We are finally on the last day of the year and the decade too. This is usually a time for reflection and I too have been thinking about my good fortune in never having been admitted to a hospital so far. God has indeed been kind and merciful. However, while I have been able to avoid a visit to the hospital so far, I have spent most of my working life and almost all of the last 10 years roaming the corridors of hospitals all over the world. This has been a great privilege for someone who isn’t even a clinician. I have been a part of teams trying to create wonderful hospitals that patients would love to come to. This quest continues with the realization that patients do not love to go to any hospital, whatsoever. They go there under the force of circumstances and are keen to return home as soon as possible.
So, what would constitute a hospital that one wouldn’t mind going to if the situation so demanded? Here are some thoughts.
The first and foremost is the obvious. The hospital must have great clinical expertise. This essentially means that the hospital should have a great set of clinicians well trained and experienced in their areas of medicine. It should also be equipped with some of the best medical gadgetry to allow the medical wizards to treat patients safely and to the best of their ability. This is relatively easy to achieve. The really difficult part is to get the great clinicians and the nurses and everybody else who delivers care to work together in the best and abiding interest of each patient. It takes years for a team to tango together. Large, successful hospitals are busy places, filled with thousands of patients demanding attention and care round the clock. For most patients a hospital visit or a surgery is perhaps a once in a lifetime experience. For busy clinical teams, scores of patients everyday is the norm. In all this a great hospital would be one where care and attention is lavished on each patient as she is the only one under their care that day.

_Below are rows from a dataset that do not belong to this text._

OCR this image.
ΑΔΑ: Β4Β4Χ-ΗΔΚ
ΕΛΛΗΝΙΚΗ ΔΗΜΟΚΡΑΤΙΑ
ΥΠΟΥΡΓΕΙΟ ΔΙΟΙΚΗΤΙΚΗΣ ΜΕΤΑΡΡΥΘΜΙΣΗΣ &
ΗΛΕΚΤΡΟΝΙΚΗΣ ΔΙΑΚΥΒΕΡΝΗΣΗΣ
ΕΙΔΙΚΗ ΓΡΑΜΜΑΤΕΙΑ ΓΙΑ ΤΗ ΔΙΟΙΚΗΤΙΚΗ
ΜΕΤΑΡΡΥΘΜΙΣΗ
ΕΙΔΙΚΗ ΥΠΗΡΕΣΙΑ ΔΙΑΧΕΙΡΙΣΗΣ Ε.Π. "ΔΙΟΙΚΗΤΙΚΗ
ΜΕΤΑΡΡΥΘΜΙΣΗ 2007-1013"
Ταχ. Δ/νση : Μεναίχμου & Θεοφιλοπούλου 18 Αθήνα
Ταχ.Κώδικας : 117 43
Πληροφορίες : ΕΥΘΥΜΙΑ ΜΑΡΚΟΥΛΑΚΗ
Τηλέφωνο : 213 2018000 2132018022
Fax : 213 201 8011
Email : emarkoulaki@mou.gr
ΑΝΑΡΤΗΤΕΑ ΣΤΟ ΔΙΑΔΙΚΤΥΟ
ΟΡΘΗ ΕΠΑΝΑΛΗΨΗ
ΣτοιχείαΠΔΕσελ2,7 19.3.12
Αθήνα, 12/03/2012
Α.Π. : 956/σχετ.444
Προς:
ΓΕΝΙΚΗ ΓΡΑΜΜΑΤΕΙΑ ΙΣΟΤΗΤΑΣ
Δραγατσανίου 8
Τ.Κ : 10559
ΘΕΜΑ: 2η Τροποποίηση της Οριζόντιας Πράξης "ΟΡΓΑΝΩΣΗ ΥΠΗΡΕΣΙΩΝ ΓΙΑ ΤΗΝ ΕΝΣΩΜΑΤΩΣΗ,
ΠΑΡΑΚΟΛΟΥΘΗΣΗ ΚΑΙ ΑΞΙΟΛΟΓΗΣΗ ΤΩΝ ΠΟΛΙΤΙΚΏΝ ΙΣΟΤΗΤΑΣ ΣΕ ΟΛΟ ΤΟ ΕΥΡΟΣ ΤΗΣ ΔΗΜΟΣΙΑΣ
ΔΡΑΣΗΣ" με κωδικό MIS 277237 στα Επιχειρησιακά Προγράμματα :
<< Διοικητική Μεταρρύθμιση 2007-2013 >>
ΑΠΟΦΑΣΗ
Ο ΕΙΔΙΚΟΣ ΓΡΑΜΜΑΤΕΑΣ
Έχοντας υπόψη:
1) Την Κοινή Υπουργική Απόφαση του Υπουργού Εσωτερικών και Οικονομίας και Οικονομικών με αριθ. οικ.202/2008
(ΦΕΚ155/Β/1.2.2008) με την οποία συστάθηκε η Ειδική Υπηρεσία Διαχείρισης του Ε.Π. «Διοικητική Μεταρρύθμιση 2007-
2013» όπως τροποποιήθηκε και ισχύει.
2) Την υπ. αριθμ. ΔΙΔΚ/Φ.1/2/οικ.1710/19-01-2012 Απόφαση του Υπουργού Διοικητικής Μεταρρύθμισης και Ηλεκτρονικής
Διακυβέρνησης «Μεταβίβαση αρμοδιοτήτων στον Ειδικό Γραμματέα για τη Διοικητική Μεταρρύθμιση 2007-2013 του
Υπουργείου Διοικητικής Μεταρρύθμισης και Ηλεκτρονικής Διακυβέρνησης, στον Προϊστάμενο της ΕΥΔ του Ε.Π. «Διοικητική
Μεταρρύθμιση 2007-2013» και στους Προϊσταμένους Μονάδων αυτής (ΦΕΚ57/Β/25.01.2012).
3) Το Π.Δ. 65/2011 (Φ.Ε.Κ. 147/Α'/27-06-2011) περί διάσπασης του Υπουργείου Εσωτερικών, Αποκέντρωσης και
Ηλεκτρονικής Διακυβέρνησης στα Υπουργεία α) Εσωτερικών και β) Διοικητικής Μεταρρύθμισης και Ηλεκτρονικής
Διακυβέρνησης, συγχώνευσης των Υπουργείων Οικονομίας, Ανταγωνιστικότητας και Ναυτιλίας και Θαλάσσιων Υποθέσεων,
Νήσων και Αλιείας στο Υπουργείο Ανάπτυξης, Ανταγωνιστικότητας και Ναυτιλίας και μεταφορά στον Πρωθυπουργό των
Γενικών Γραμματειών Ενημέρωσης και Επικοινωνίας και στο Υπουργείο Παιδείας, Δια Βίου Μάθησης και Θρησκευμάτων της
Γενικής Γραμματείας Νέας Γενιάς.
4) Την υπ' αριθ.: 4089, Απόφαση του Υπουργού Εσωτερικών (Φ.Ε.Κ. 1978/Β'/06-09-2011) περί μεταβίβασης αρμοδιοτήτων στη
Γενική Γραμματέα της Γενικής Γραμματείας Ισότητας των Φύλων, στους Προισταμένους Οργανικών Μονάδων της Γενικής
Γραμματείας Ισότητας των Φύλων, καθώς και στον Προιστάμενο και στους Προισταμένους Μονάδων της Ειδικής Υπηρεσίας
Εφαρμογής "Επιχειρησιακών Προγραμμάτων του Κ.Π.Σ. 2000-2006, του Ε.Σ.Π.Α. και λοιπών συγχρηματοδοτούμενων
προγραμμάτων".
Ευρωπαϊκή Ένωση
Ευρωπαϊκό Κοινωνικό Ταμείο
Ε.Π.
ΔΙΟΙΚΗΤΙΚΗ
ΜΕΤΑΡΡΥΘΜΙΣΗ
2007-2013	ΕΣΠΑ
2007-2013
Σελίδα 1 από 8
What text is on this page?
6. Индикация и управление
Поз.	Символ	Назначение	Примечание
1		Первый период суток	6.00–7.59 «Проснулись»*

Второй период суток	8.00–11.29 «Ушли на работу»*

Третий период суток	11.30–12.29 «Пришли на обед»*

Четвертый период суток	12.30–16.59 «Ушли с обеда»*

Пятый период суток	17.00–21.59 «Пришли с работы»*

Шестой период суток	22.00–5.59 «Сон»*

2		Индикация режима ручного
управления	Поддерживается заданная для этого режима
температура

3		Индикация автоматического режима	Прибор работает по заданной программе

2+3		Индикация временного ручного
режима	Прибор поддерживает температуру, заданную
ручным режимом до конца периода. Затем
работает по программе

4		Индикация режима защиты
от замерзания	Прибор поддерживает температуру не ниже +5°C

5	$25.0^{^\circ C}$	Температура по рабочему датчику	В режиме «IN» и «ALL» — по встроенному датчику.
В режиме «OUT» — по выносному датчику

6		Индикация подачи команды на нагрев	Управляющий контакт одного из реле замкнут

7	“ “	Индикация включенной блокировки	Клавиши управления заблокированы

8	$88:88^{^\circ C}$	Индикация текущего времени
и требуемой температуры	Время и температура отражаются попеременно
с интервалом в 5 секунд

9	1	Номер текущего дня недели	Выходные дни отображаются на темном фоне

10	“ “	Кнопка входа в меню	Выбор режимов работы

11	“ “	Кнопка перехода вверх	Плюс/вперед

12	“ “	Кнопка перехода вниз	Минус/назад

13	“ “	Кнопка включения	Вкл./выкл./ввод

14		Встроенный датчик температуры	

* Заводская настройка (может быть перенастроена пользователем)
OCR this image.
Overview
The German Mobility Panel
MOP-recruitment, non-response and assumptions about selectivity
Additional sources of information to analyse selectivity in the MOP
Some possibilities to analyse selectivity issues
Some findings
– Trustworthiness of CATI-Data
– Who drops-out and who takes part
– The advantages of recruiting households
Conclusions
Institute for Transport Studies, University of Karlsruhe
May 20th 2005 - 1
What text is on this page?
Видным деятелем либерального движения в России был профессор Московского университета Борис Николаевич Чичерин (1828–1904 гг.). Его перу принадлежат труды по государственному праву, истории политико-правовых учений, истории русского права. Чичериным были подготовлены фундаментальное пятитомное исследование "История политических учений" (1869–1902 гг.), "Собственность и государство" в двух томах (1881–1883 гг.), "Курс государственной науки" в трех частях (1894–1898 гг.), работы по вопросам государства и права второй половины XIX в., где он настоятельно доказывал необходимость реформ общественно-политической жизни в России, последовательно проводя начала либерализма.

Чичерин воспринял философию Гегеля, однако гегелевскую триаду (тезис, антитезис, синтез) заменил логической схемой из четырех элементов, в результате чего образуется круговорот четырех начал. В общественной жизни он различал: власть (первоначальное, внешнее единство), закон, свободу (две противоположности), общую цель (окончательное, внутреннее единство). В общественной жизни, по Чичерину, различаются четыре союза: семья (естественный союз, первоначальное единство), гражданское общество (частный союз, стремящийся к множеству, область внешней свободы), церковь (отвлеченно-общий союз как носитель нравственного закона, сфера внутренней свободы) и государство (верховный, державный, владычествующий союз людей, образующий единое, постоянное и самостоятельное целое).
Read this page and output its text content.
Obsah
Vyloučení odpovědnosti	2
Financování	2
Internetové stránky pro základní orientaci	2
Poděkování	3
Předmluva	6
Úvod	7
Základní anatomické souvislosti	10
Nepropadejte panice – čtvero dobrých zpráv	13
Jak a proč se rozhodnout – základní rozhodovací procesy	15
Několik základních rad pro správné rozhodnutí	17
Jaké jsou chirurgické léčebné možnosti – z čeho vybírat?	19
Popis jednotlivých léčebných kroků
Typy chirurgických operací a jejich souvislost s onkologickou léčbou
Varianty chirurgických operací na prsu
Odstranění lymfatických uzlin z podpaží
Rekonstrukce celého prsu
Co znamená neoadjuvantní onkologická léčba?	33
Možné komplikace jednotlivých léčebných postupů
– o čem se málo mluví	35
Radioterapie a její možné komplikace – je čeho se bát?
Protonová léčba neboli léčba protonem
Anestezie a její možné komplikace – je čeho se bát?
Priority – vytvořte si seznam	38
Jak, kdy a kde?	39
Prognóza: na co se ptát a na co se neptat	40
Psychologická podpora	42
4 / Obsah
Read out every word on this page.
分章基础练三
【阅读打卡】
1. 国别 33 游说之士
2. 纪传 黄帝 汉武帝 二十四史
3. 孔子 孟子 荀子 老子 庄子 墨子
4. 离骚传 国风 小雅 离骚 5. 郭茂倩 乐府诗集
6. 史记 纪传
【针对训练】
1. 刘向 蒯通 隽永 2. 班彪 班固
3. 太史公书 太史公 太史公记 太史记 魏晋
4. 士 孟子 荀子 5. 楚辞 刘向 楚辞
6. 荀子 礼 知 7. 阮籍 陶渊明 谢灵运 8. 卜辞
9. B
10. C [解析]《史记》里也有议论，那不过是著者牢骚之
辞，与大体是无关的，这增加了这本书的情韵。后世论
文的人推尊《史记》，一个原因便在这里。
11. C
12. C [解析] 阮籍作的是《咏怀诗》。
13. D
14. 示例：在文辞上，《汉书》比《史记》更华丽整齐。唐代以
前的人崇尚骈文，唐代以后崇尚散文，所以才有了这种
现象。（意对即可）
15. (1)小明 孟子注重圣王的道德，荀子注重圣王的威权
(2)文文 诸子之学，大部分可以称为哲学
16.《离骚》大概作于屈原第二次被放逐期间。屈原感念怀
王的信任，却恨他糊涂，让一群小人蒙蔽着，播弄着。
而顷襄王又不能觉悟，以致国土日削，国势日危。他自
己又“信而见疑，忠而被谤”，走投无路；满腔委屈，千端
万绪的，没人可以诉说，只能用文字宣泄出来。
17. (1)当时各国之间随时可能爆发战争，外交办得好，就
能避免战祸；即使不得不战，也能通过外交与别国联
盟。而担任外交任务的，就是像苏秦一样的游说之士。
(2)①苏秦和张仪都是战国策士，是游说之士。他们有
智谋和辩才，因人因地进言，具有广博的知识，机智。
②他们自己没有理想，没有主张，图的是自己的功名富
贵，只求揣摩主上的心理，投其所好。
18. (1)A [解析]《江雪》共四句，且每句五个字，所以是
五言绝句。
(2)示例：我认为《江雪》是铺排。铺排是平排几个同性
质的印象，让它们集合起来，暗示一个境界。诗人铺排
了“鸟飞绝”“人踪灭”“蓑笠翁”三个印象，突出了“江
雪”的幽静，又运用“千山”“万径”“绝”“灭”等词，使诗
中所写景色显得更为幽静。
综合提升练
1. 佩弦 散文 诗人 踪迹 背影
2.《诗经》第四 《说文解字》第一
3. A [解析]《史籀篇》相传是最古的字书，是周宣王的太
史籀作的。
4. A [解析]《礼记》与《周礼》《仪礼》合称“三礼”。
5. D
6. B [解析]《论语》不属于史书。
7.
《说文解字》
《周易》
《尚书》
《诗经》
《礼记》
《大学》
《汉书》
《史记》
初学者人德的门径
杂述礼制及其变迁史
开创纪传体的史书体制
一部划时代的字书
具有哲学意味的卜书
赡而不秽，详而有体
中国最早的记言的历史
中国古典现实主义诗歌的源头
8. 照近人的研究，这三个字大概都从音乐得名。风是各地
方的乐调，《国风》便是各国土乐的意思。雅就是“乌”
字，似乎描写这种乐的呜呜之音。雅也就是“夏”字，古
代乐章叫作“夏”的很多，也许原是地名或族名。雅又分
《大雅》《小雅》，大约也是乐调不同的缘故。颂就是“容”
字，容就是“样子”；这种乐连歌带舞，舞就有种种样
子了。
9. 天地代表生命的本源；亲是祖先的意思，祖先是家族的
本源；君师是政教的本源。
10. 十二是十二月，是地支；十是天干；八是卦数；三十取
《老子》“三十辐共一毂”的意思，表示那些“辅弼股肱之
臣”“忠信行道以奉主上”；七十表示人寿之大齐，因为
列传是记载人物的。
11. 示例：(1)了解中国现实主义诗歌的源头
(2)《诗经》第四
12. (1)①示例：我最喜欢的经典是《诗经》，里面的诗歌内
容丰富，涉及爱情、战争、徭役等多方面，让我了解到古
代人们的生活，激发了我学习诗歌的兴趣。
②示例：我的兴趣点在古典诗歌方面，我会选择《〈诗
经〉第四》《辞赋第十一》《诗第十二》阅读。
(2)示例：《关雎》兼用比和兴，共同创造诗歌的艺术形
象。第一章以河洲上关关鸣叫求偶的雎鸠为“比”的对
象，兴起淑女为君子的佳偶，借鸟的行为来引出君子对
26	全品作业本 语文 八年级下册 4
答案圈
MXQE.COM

Apart from providing great medical care, I would truly treasure a hospital that talks to me as a partner and treats me as an equal stakeholder in my own care. Very often this is a neglected area in most of our hospitals. Rarely, clinicians take the trouble to explain to the patients the medical conditions they have been diagnosed with, the treatment plan, the prognosis and the complications that may arise. There are many reasons for this – doctors are extremely busy juggling multiple balls all the time, do not consider this conversation as very important one, believe that patients do not have adequate medical knowledge to benefit much from this discussion and some, dare I say, are just not trained to address all the queries the patient may have. In a great hospital, medical teams must spend time with each patient, explaining and answering their questions as best as they can and with candor, empathy and respect.
There is something else that as a patient I rarely get to see or know but is absolutely critical for my well-being. This is the effort and investment a hospital makes in ensuring patient safety. Hospitals are inherently dangerous places teeming with germs and instruments, which are used for jabbing, invading and cutting open patients. Of course, all this is done in a controlled and highly sanitized environment, yet chances of someone slipping somewhere, making a grave and maybe an inadvertent error is always round the corner. The trick is in trying to eliminate these errors as far as possible through technology and stringent process controls. Ultimately, patient safety is an organization wide effort to establish a culture, which looks at learning from mistakes all the time. Great hospitals are obsessive about patient safety and treat even the smallest transgressions with utmost seriousness. To them nothing is more important than ensuring that the patient comes to no harm in the hospital.
Everything else to me in a hospital is a given. I would expect the hospital to be clean, the food to be of decent quality and served on time, the air-conditioning to be working well, the nurses to be responsive and the staff pleasant. I would greatly value efficiency in a hospital and wouldn’t like to wait endlessly for things to get done. I do expect the hospital to transparently charge me for its services and make a reasonable profit for its share-holders. A great hospital is also one, which does all of this effortlessly and as a matter of course.
As the new decade begins, I would certainly hope not to land up in a hospital in the next 10 years too. Yet, if it becomes unavoidable, I would certainly want to be in a hospital, which does all of the above rather well.